Listed Building – Grade II*
- Official name: Ynys Hafod
- Designated: 16 February 1963
- Reference no.: 2169

Listed Building – Grade II*
- Official name: Henllys
- Designated: 30 April 2004
- Reference no.: 82767

Listed Building – Grade II*
- Official name: Min Yr Afon
- Designated: 30 April 2004
- Reference no.: 82763

= Ynys Hafod, Henllys & Min Yr Afon, Usk =

Ynys Hafod, Henllys and Min Yr Afon, New Market Street, Usk, Monmouthshire, are three houses forming a continuous range in the centre of the town. Each house is a Grade II* listed building.

==History and description==

The architectural historian John Newman describes New Market Street as; "the most attractive street in the town." The three houses of Ynys Hafod, Henllys and Min Yr Afon stand halfway down the street, on its western side. Of stone construction, they are fronted by cobbles and iron railings which date from the early 19th century. The houses have sash windows which are also 19th century in date. The houses are of earlier origin however, as indicated by the voussoirs around the windows. Newman suggests these indicate an original construction date of the early 17th century. Cadw ventures an earlier date, the 16th century, noting that documentation references the building as being the property of the Rumsey family in 1575. The building was remodelled and divided into three in the early 19th century.
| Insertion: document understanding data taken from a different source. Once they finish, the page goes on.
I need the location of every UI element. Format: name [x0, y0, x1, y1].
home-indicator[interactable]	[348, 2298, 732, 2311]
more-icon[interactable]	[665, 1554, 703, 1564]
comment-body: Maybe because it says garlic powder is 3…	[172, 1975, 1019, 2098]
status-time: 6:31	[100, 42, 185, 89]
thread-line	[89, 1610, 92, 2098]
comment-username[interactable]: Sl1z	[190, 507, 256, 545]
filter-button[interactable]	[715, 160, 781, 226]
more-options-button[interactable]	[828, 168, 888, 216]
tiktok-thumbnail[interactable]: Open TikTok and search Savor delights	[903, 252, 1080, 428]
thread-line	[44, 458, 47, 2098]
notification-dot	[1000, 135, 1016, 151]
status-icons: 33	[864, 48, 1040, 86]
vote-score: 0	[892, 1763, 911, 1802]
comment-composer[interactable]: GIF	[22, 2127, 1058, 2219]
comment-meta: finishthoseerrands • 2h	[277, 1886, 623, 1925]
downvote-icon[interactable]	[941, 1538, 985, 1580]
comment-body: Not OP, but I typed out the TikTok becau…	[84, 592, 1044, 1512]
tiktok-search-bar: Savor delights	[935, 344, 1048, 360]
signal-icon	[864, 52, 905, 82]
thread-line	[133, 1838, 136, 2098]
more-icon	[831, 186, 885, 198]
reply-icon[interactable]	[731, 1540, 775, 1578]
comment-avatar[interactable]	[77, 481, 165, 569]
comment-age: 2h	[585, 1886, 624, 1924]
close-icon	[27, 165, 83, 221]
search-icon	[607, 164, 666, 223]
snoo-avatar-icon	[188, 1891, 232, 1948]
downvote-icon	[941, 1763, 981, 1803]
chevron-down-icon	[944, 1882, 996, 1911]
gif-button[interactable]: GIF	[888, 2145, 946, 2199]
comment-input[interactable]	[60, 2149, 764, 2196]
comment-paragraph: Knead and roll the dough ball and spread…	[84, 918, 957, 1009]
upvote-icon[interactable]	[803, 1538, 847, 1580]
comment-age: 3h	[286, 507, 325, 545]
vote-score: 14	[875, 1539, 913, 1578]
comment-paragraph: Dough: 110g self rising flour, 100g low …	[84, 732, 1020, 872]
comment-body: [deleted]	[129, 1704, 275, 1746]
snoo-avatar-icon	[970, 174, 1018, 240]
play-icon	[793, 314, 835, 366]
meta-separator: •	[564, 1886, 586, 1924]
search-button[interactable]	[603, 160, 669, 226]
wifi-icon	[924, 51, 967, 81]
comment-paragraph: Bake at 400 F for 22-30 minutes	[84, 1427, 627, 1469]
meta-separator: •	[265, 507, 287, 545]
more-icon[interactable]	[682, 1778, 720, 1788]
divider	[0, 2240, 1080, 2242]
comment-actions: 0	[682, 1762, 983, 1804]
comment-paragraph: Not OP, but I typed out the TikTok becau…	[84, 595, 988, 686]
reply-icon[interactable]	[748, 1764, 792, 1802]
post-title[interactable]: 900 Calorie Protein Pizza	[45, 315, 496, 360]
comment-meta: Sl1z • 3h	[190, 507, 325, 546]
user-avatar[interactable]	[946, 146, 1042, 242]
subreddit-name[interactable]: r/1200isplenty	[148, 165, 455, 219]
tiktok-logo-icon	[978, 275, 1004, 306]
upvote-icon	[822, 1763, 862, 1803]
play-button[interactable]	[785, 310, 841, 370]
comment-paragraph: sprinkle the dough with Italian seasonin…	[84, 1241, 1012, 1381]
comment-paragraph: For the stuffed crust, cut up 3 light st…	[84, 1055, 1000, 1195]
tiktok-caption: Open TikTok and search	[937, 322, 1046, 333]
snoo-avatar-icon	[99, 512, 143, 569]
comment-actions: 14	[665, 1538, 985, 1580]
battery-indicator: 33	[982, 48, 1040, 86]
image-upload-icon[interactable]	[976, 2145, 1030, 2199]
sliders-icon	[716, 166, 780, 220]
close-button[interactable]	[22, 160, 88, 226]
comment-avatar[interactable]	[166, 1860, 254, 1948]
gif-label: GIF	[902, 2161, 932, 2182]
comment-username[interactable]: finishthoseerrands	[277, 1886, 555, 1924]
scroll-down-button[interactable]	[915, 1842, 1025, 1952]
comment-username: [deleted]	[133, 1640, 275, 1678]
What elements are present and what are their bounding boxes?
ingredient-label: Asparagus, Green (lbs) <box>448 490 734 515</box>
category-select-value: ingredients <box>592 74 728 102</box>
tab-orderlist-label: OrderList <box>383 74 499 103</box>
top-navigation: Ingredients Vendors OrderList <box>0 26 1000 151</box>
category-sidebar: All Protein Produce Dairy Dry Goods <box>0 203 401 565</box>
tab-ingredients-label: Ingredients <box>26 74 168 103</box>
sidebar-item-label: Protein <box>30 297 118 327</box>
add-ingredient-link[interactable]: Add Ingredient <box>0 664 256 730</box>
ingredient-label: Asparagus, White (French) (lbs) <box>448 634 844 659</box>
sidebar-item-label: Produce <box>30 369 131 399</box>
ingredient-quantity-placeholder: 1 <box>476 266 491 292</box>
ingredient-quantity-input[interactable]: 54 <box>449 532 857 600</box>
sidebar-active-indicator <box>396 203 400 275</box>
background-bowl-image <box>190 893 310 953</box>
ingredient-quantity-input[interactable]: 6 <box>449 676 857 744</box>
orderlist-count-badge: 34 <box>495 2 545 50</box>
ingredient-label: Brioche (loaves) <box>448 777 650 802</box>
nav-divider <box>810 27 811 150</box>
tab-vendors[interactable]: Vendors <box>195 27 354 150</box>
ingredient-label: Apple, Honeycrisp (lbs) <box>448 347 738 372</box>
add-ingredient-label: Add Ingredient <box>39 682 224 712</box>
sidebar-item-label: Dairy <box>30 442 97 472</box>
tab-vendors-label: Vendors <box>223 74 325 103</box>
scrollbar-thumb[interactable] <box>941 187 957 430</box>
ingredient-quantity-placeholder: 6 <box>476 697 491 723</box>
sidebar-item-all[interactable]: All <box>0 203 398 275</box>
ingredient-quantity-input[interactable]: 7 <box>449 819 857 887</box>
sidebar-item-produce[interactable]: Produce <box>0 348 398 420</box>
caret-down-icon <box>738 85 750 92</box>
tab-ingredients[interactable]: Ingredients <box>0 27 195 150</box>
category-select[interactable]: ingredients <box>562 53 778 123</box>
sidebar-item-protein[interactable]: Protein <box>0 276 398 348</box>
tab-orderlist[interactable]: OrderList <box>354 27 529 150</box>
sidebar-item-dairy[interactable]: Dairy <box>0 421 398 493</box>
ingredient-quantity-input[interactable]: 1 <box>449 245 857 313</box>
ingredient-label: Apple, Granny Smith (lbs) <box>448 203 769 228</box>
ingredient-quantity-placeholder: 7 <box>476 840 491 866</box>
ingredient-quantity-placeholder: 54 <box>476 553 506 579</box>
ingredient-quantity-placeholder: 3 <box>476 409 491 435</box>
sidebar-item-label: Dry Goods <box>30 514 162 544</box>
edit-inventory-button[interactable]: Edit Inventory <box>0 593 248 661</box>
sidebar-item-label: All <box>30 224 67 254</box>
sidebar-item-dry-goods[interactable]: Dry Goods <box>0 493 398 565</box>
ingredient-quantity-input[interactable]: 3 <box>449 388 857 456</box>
The architect Thomas Henry Wyatt may have been involved in the renovations. The Monmouthshire antiquarian
Sir Joseph Bradney noted in his A History of Monmouthshire in 1921 that the Welsh names for the houses were of recent origin.

The grotesques at the side of the front door at Ynys Hafod reputedly come from the Palace of Westminster. The buildings have separate CADW Grade II* listings.